The Environmental Protection Agency received hundreds of cookies last week from concerned citizens fearing the Trump administration would slash its funding as part of the president's budget proposal.
The cookie packages had a message on the label that was addressed to the "EPA Staff" from "America."
"Thank you so much for all you do. You save lives. You make the world better," the packaging read.
"On the back of each package of chocolate chip cookies was a personalized story from people from around the country who suffer from asthma and other ailments," according to the Washington Examiner.
Donald Trump's budget plan, which was released on Thursday, calls for cutting the EPA's budget by 31 percent and laying off 3,200 agency employees.
The director of the White House Office on Management and Budget, Mick Mulvaney, indicated Thursday that the president's views on climate change largely dictated the cuts to EPA funding.
"As to climate change, I think the president was fairly straightforward, we are not spending money on that anymore," Mulvaney said. "We consider that to be a waste of your money."
The EPA has had a controversial history that may have also contributed to the proposed budget cuts.
In 2015, the EPA dumped one million gallons of wastewater into the Colorado river. EPA officials were using heavy machinery to look around the Gold King Mine when they triggered the release of wastewater containing heavy metals.
"It doesn't look like water; it just looks like sludge," said Deputy Stephen Lowrance of the San Juan County Sheriff's Office at the time.
The EPA was reportedly investigating the matter.

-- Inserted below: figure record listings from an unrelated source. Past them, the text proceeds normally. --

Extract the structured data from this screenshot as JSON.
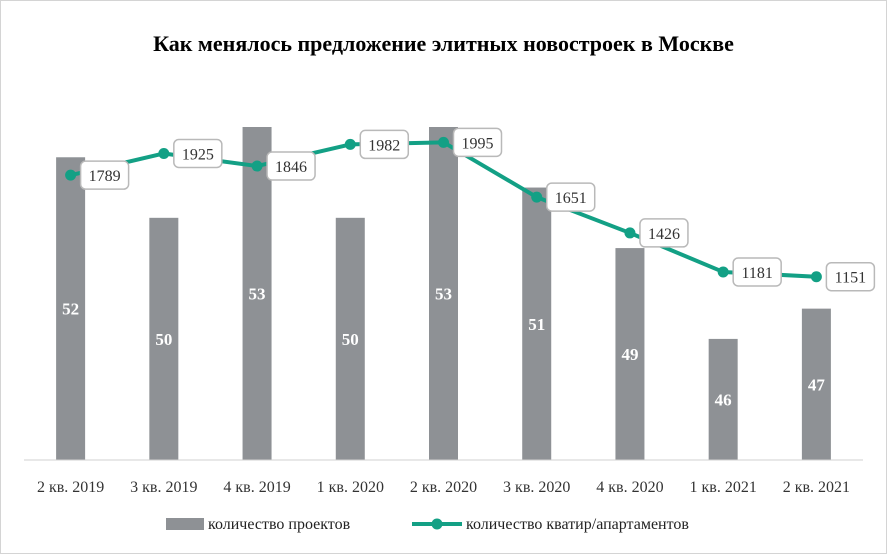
{
  "chart_data": {
    "type": "bar",
    "title": "Как менялось предложение элитных новостроек  в Москве",
    "categories": [
      "2 кв. 2019",
      "3 кв. 2019",
      "4 кв. 2019",
      "1 кв. 2020",
      "2 кв. 2020",
      "3 кв. 2020",
      "4 кв. 2020",
      "1 кв. 2021",
      "2 кв. 2021"
    ],
    "series": [
      {
        "name": "количество проектов",
        "type": "bar",
        "color": "#8e9195",
        "values": [
          52,
          50,
          53,
          50,
          53,
          51,
          49,
          46,
          47
        ]
      },
      {
        "name": "количество кватир/апартаментов",
        "type": "line",
        "color": "#13a085",
        "values": [
          1789,
          1925,
          1846,
          1982,
          1995,
          1651,
          1426,
          1181,
          1151
        ]
      }
    ],
    "bar_axis_range": [
      42,
      53
    ],
    "line_axis_range": [
      0,
      2600
    ],
    "legend_position": "bottom",
    "grid": false
  }
}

In September 2016, it was reported that senior EPA officials did not take action after an intern filed a complaint alleging that an environmental scientist at the agency sexually harassed her.
The following month, a notorious pornography watcher at the EPA admitted to masturbating while at work, the Washington Free Beacon reported, citing documents obtained through a Freedom of Information Act request.
The employee was a geologist in the EPA's Office of Air and Radiation and spent an average of two to six hours a day watching porn on the job.
In stark contrast to Trump's proposed EPA budget cuts, the Obama administration created many new regulations that led the EPA to impose nearly 200 million hours of paperwork to comply.